Young Wilbur was standing in a hayfield a few miles down the tracks from Shiloh.  He had walked there through the fencerows from his grandfather’s farm five miles away, to stand in the middle of the night with a small army of neighbors who all were similarly drawn like moths to the flame.

These two photos of Lincoln’s Funeral Train were taken just hours from when it passed through Richland County: the locomotive (above) seen in Cleveland, the Presidential hearse car (below) seen in Columbus.


Seen above is the locomotive Louisville that served as a pilot engine: passing ten minutes ahead of the funeral train to alert mourners that Mr. Lincoln’s coffin was near.
This newspaper clipping from Cleveland shows the scant coverage that north central Ohio received from the Associated Press.
Local papers from that day are not known to exist.


The Poetry

Wilbur kept a leather bound ledger, and among his various financial records, recipes for glue, horse remedies and weather reports, he scrawled poetry and ideas for poems.  The completed works were all signed Will, but he never signed his last name anywhere in the book.  On every other page he commented that his poems were worthless, but poetry is supposed to take the raw material of language and shape it into a vessel that can contain an emotion, so that when someone opens the container by reading the words the emotion pours out again.

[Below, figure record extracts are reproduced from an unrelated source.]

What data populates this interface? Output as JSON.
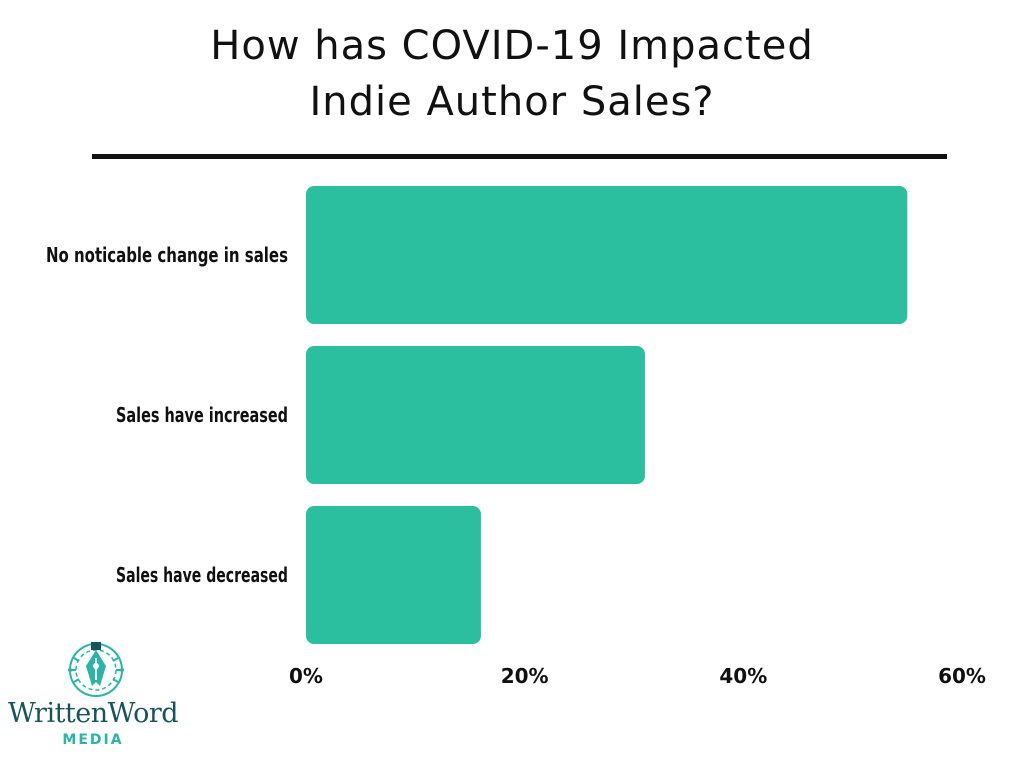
{
  "header": {
    "title_line1": "How has COVID-19 Impacted",
    "title_line2": "Indie Author Sales?"
  },
  "chart_data": {
    "type": "bar",
    "orientation": "horizontal",
    "categories": [
      "No noticable change in sales",
      "Sales have increased",
      "Sales have decreased"
    ],
    "values": [
      55,
      31,
      16
    ],
    "xlim": [
      0,
      60
    ],
    "x_ticks": [
      0,
      20,
      40,
      60
    ],
    "x_tick_labels": [
      "0%",
      "20%",
      "40%",
      "60%"
    ],
    "unit": "%",
    "grid": false,
    "legend": "none",
    "bar_color": "#2bbfa0"
  },
  "logo": {
    "name": "WrittenWord",
    "sub": "MEDIA",
    "icon": "pen-nib-circuit-icon",
    "colors": {
      "primary": "#17555a",
      "accent": "#2ab5a6"
    }
  }
}
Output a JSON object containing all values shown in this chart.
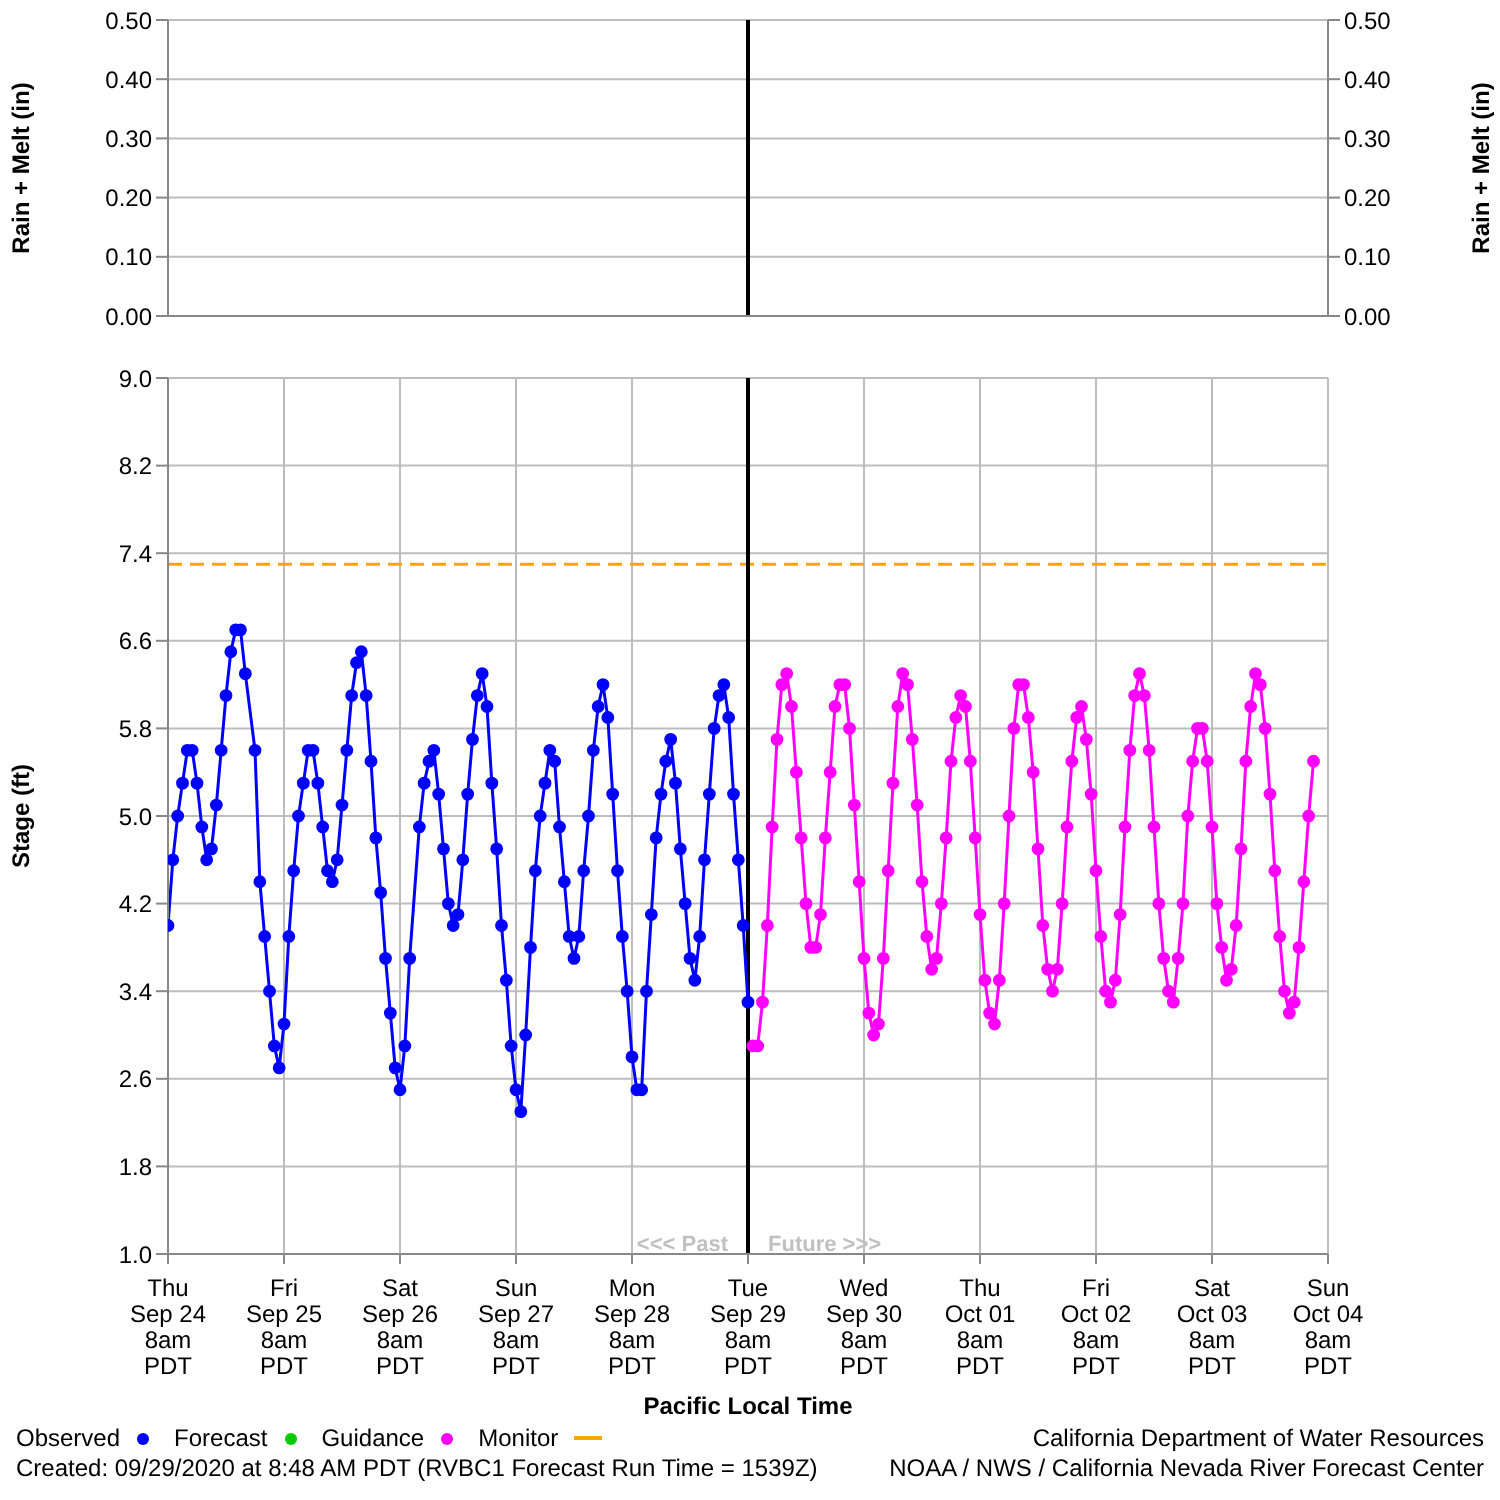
{
  "chart_data": [
    {
      "type": "bar",
      "ylabel": "Rain + Melt (in)",
      "y2label": "Rain + Melt (in)",
      "xlim": [
        "2020-09-24T08:00",
        "2020-10-04T08:00"
      ],
      "xticks": [
        "2020-09-24T08:00",
        "2020-09-25T08:00",
        "2020-09-26T08:00",
        "2020-09-27T08:00",
        "2020-09-28T08:00",
        "2020-09-29T08:00",
        "2020-09-30T08:00",
        "2020-10-01T08:00",
        "2020-10-02T08:00",
        "2020-10-03T08:00",
        "2020-10-04T08:00"
      ],
      "ylim": [
        0,
        0.5
      ],
      "yticks": [
        {
          "value": 0,
          "label": "0.00"
        },
        {
          "value": 0.1,
          "label": "0.10"
        },
        {
          "value": 0.2,
          "label": "0.20"
        },
        {
          "value": 0.3,
          "label": "0.30"
        },
        {
          "value": 0.4,
          "label": "0.40"
        },
        {
          "value": 0.5,
          "label": "0.50"
        }
      ],
      "y2lim": [
        0,
        0.5
      ],
      "y2ticks": [
        {
          "value": 0,
          "label": "0.00"
        },
        {
          "value": 0.1,
          "label": "0.10"
        },
        {
          "value": 0.2,
          "label": "0.20"
        },
        {
          "value": 0.3,
          "label": "0.30"
        },
        {
          "value": 0.4,
          "label": "0.40"
        },
        {
          "value": 0.5,
          "label": "0.50"
        }
      ],
      "ref_lines": [
        {
          "axis": "x",
          "value": "2020-09-29T08:00",
          "color": "#000000"
        }
      ],
      "grid": true,
      "tick_labels": "y"
    },
    {
      "type": "line",
      "ylabel": "Stage (ft)",
      "xlabel": "Pacific Local Time",
      "xlim": [
        "2020-09-24T08:00",
        "2020-10-04T08:00"
      ],
      "xticks": [
        {
          "value": "2020-09-24T08:00",
          "label": "Thu\nSep 24\n8am\nPDT"
        },
        {
          "value": "2020-09-25T08:00",
          "label": "Fri\nSep 25\n8am\nPDT"
        },
        {
          "value": "2020-09-26T08:00",
          "label": "Sat\nSep 26\n8am\nPDT"
        },
        {
          "value": "2020-09-27T08:00",
          "label": "Sun\nSep 27\n8am\nPDT"
        },
        {
          "value": "2020-09-28T08:00",
          "label": "Mon\nSep 28\n8am\nPDT"
        },
        {
          "value": "2020-09-29T08:00",
          "label": "Tue\nSep 29\n8am\nPDT"
        },
        {
          "value": "2020-09-30T08:00",
          "label": "Wed\nSep 30\n8am\nPDT"
        },
        {
          "value": "2020-10-01T08:00",
          "label": "Thu\nOct 01\n8am\nPDT"
        },
        {
          "value": "2020-10-02T08:00",
          "label": "Fri\nOct 02\n8am\nPDT"
        },
        {
          "value": "2020-10-03T08:00",
          "label": "Sat\nOct 03\n8am\nPDT"
        },
        {
          "value": "2020-10-04T08:00",
          "label": "Sun\nOct 04\n8am\nPDT"
        }
      ],
      "ylim": [
        1,
        9
      ],
      "yticks": [
        {
          "value": 1,
          "label": "1.0"
        },
        {
          "value": 1.8,
          "label": "1.8"
        },
        {
          "value": 2.6,
          "label": "2.6"
        },
        {
          "value": 3.4,
          "label": "3.4"
        },
        {
          "value": 4.2,
          "label": "4.2"
        },
        {
          "value": 5,
          "label": "5.0"
        },
        {
          "value": 5.8,
          "label": "5.8"
        },
        {
          "value": 6.6,
          "label": "6.6"
        },
        {
          "value": 7.4,
          "label": "7.4"
        },
        {
          "value": 8.2,
          "label": "8.2"
        },
        {
          "value": 9,
          "label": "9.0"
        }
      ],
      "series": [
        {
          "name": "Observed",
          "color": "#0000ff",
          "x": [
            "2020-09-24T08:00",
            "2020-09-24T09:00",
            "2020-09-24T10:00",
            "2020-09-24T11:00",
            "2020-09-24T12:00",
            "2020-09-24T13:00",
            "2020-09-24T14:00",
            "2020-09-24T15:00",
            "2020-09-24T16:00",
            "2020-09-24T17:00",
            "2020-09-24T18:00",
            "2020-09-24T19:00",
            "2020-09-24T20:00",
            "2020-09-24T21:00",
            "2020-09-24T22:00",
            "2020-09-24T23:00",
            "2020-09-25T00:00",
            "2020-09-25T02:00",
            "2020-09-25T03:00",
            "2020-09-25T04:00",
            "2020-09-25T05:00",
            "2020-09-25T06:00",
            "2020-09-25T07:00",
            "2020-09-25T08:00",
            "2020-09-25T09:00",
            "2020-09-25T10:00",
            "2020-09-25T11:00",
            "2020-09-25T12:00",
            "2020-09-25T13:00",
            "2020-09-25T14:00",
            "2020-09-25T15:00",
            "2020-09-25T16:00",
            "2020-09-25T17:00",
            "2020-09-25T18:00",
            "2020-09-25T19:00",
            "2020-09-25T20:00",
            "2020-09-25T21:00",
            "2020-09-25T22:00",
            "2020-09-25T23:00",
            "2020-09-26T00:00",
            "2020-09-26T01:00",
            "2020-09-26T02:00",
            "2020-09-26T03:00",
            "2020-09-26T04:00",
            "2020-09-26T05:00",
            "2020-09-26T06:00",
            "2020-09-26T07:00",
            "2020-09-26T08:00",
            "2020-09-26T09:00",
            "2020-09-26T10:00",
            "2020-09-26T12:00",
            "2020-09-26T13:00",
            "2020-09-26T14:00",
            "2020-09-26T15:00",
            "2020-09-26T16:00",
            "2020-09-26T17:00",
            "2020-09-26T18:00",
            "2020-09-26T19:00",
            "2020-09-26T20:00",
            "2020-09-26T21:00",
            "2020-09-26T22:00",
            "2020-09-26T23:00",
            "2020-09-27T00:00",
            "2020-09-27T01:00",
            "2020-09-27T02:00",
            "2020-09-27T03:00",
            "2020-09-27T04:00",
            "2020-09-27T05:00",
            "2020-09-27T06:00",
            "2020-09-27T07:00",
            "2020-09-27T08:00",
            "2020-09-27T09:00",
            "2020-09-27T10:00",
            "2020-09-27T11:00",
            "2020-09-27T12:00",
            "2020-09-27T13:00",
            "2020-09-27T14:00",
            "2020-09-27T15:00",
            "2020-09-27T16:00",
            "2020-09-27T17:00",
            "2020-09-27T18:00",
            "2020-09-27T19:00",
            "2020-09-27T20:00",
            "2020-09-27T21:00",
            "2020-09-27T22:00",
            "2020-09-27T23:00",
            "2020-09-28T00:00",
            "2020-09-28T01:00",
            "2020-09-28T02:00",
            "2020-09-28T03:00",
            "2020-09-28T04:00",
            "2020-09-28T05:00",
            "2020-09-28T06:00",
            "2020-09-28T07:00",
            "2020-09-28T08:00",
            "2020-09-28T09:00",
            "2020-09-28T10:00",
            "2020-09-28T11:00",
            "2020-09-28T12:00",
            "2020-09-28T13:00",
            "2020-09-28T14:00",
            "2020-09-28T15:00",
            "2020-09-28T16:00",
            "2020-09-28T17:00",
            "2020-09-28T18:00",
            "2020-09-28T19:00",
            "2020-09-28T20:00",
            "2020-09-28T21:00",
            "2020-09-28T22:00",
            "2020-09-28T23:00",
            "2020-09-29T00:00",
            "2020-09-29T01:00",
            "2020-09-29T02:00",
            "2020-09-29T03:00",
            "2020-09-29T04:00",
            "2020-09-29T05:00",
            "2020-09-29T06:00",
            "2020-09-29T07:00",
            "2020-09-29T08:00"
          ],
          "values": [
            4.0,
            4.6,
            5.0,
            5.3,
            5.6,
            5.6,
            5.3,
            4.9,
            4.6,
            4.7,
            5.1,
            5.6,
            6.1,
            6.5,
            6.7,
            6.7,
            6.3,
            5.6,
            4.4,
            3.9,
            3.4,
            2.9,
            2.7,
            3.1,
            3.9,
            4.5,
            5.0,
            5.3,
            5.6,
            5.6,
            5.3,
            4.9,
            4.5,
            4.4,
            4.6,
            5.1,
            5.6,
            6.1,
            6.4,
            6.5,
            6.1,
            5.5,
            4.8,
            4.3,
            3.7,
            3.2,
            2.7,
            2.5,
            2.9,
            3.7,
            4.9,
            5.3,
            5.5,
            5.6,
            5.2,
            4.7,
            4.2,
            4.0,
            4.1,
            4.6,
            5.2,
            5.7,
            6.1,
            6.3,
            6.0,
            5.3,
            4.7,
            4.0,
            3.5,
            2.9,
            2.5,
            2.3,
            3.0,
            3.8,
            4.5,
            5.0,
            5.3,
            5.6,
            5.5,
            4.9,
            4.4,
            3.9,
            3.7,
            3.9,
            4.5,
            5.0,
            5.6,
            6.0,
            6.2,
            5.9,
            5.2,
            4.5,
            3.9,
            3.4,
            2.8,
            2.5,
            2.5,
            3.4,
            4.1,
            4.8,
            5.2,
            5.5,
            5.7,
            5.3,
            4.7,
            4.2,
            3.7,
            3.5,
            3.9,
            4.6,
            5.2,
            5.8,
            6.1,
            6.2,
            5.9,
            5.2,
            4.6,
            4.0,
            3.3
          ]
        },
        {
          "name": "Forecast",
          "color": "#00cc00"
        },
        {
          "name": "Guidance",
          "color": "#ff00ff",
          "x": [
            "2020-09-29T09:00",
            "2020-09-29T10:00",
            "2020-09-29T11:00",
            "2020-09-29T12:00",
            "2020-09-29T13:00",
            "2020-09-29T14:00",
            "2020-09-29T15:00",
            "2020-09-29T16:00",
            "2020-09-29T17:00",
            "2020-09-29T18:00",
            "2020-09-29T19:00",
            "2020-09-29T20:00",
            "2020-09-29T21:00",
            "2020-09-29T22:00",
            "2020-09-29T23:00",
            "2020-09-30T00:00",
            "2020-09-30T01:00",
            "2020-09-30T02:00",
            "2020-09-30T03:00",
            "2020-09-30T04:00",
            "2020-09-30T05:00",
            "2020-09-30T06:00",
            "2020-09-30T07:00",
            "2020-09-30T08:00",
            "2020-09-30T09:00",
            "2020-09-30T10:00",
            "2020-09-30T11:00",
            "2020-09-30T12:00",
            "2020-09-30T13:00",
            "2020-09-30T14:00",
            "2020-09-30T15:00",
            "2020-09-30T16:00",
            "2020-09-30T17:00",
            "2020-09-30T18:00",
            "2020-09-30T19:00",
            "2020-09-30T20:00",
            "2020-09-30T21:00",
            "2020-09-30T22:00",
            "2020-09-30T23:00",
            "2020-10-01T00:00",
            "2020-10-01T01:00",
            "2020-10-01T02:00",
            "2020-10-01T03:00",
            "2020-10-01T04:00",
            "2020-10-01T05:00",
            "2020-10-01T06:00",
            "2020-10-01T07:00",
            "2020-10-01T08:00",
            "2020-10-01T09:00",
            "2020-10-01T10:00",
            "2020-10-01T11:00",
            "2020-10-01T12:00",
            "2020-10-01T13:00",
            "2020-10-01T14:00",
            "2020-10-01T15:00",
            "2020-10-01T16:00",
            "2020-10-01T17:00",
            "2020-10-01T18:00",
            "2020-10-01T19:00",
            "2020-10-01T20:00",
            "2020-10-01T21:00",
            "2020-10-01T22:00",
            "2020-10-01T23:00",
            "2020-10-02T00:00",
            "2020-10-02T01:00",
            "2020-10-02T02:00",
            "2020-10-02T03:00",
            "2020-10-02T04:00",
            "2020-10-02T05:00",
            "2020-10-02T06:00",
            "2020-10-02T07:00",
            "2020-10-02T08:00",
            "2020-10-02T09:00",
            "2020-10-02T10:00",
            "2020-10-02T11:00",
            "2020-10-02T12:00",
            "2020-10-02T13:00",
            "2020-10-02T14:00",
            "2020-10-02T15:00",
            "2020-10-02T16:00",
            "2020-10-02T17:00",
            "2020-10-02T18:00",
            "2020-10-02T19:00",
            "2020-10-02T20:00",
            "2020-10-02T21:00",
            "2020-10-02T22:00",
            "2020-10-02T23:00",
            "2020-10-03T00:00",
            "2020-10-03T01:00",
            "2020-10-03T02:00",
            "2020-10-03T03:00",
            "2020-10-03T04:00",
            "2020-10-03T05:00",
            "2020-10-03T06:00",
            "2020-10-03T07:00",
            "2020-10-03T08:00",
            "2020-10-03T09:00",
            "2020-10-03T10:00",
            "2020-10-03T11:00",
            "2020-10-03T12:00",
            "2020-10-03T13:00",
            "2020-10-03T14:00",
            "2020-10-03T15:00",
            "2020-10-03T16:00",
            "2020-10-03T17:00",
            "2020-10-03T18:00",
            "2020-10-03T19:00",
            "2020-10-03T20:00",
            "2020-10-03T21:00",
            "2020-10-03T22:00",
            "2020-10-03T23:00",
            "2020-10-04T00:00",
            "2020-10-04T01:00",
            "2020-10-04T02:00",
            "2020-10-04T03:00",
            "2020-10-04T04:00",
            "2020-10-04T05:00"
          ],
          "values": [
            2.9,
            2.9,
            3.3,
            4.0,
            4.9,
            5.7,
            6.2,
            6.3,
            6.0,
            5.4,
            4.8,
            4.2,
            3.8,
            3.8,
            4.1,
            4.8,
            5.4,
            6.0,
            6.2,
            6.2,
            5.8,
            5.1,
            4.4,
            3.7,
            3.2,
            3.0,
            3.1,
            3.7,
            4.5,
            5.3,
            6.0,
            6.3,
            6.2,
            5.7,
            5.1,
            4.4,
            3.9,
            3.6,
            3.7,
            4.2,
            4.8,
            5.5,
            5.9,
            6.1,
            6.0,
            5.5,
            4.8,
            4.1,
            3.5,
            3.2,
            3.1,
            3.5,
            4.2,
            5.0,
            5.8,
            6.2,
            6.2,
            5.9,
            5.4,
            4.7,
            4.0,
            3.6,
            3.4,
            3.6,
            4.2,
            4.9,
            5.5,
            5.9,
            6.0,
            5.7,
            5.2,
            4.5,
            3.9,
            3.4,
            3.3,
            3.5,
            4.1,
            4.9,
            5.6,
            6.1,
            6.3,
            6.1,
            5.6,
            4.9,
            4.2,
            3.7,
            3.4,
            3.3,
            3.7,
            4.2,
            5.0,
            5.5,
            5.8,
            5.8,
            5.5,
            4.9,
            4.2,
            3.8,
            3.5,
            3.6,
            4.0,
            4.7,
            5.5,
            6.0,
            6.3,
            6.2,
            5.8,
            5.2,
            4.5,
            3.9,
            3.4,
            3.2,
            3.3,
            3.8,
            4.4,
            5.0,
            5.5
          ]
        }
      ],
      "ref_lines": [
        {
          "axis": "y",
          "value": 7.3,
          "label": "Monitor",
          "color": "#ffa500",
          "line_style": "dashed"
        },
        {
          "axis": "x",
          "value": "2020-09-29T08:00",
          "color": "#000000"
        }
      ],
      "annotations": [
        {
          "text": "<<< Past",
          "x": "2020-09-29T08:00",
          "y": 1.1
        },
        {
          "text": "Future >>>",
          "x": "2020-09-29T08:00",
          "y": 1.1
        },
        "Created: 09/29/2020 at 8:48 AM PDT  (RVBC1 Forecast Run Time = 1539Z)",
        "California Department of Water Resources",
        "NOAA / NWS / California Nevada River Forecast Center"
      ],
      "marker": "circle",
      "line_style": "solid",
      "grid": true,
      "legend": "bottom left"
    }
  ]
}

By that standard, his notes constitute profound poetry.  Of that mournful April night in 1865 he had much to say, and these are his words, somewhat edited and arranged:

“I ache to write a poem around that black night but I apprehend that the night itself was poetry—it was a living poem.

It was my own feelings written longhand into cold rain.  It was my darkest depth, my deepest heaving sobs, it was the drenching tears the ominous heavens all lifted out of my heart; and my thoughts substantiated large, beating down onto the hard land.

Even the train, moving into our stormy presence—seen from far off, then too soon and for a moment illuminating the chaos, making sense of the darkness, giving order to the fearful black with a kind of cheer, a warm friendly light, a center around which all our hope could unite…

Then it passed.  So quickly dark again, so awfully over and done while the soaking cold rain wept and wept in the empty night.”

“Roving Will” was a young man named Wilbur who lived with his grandparents in Blooming Grove Township about 5 miles from the tracks of the CCC & I Railroad. He never wrote his last name in the ledger that contains his writings. He read Homer and Virgil and aspired to compose his own epic poem about classical times in Richland County.

Catharsis

With pain like that, with horror and helplessness, and an abyss of loss, Will’s notes go on to say he couldn’t imagine how life could continue.  Though they had saved the Union and won the war, it seemed like everyone had lost the momentum to go on.  He was not certain if a patient could recover from such severe trauma and brutal heartbreak.

Yet here I am writing about it 150 years later.  History is the proof of our resilience.  The act of history, the fact of having a present from which to look at the past: that is the hope that life does go on, always.

These two images–bookends of Lincoln’s Presidential career–clearly show the toll that years of war took on him. The picture below is from the last photo sitting he made just two months before his death. The image above is a frontispiece from a campaign book published in 1860 before he was elected.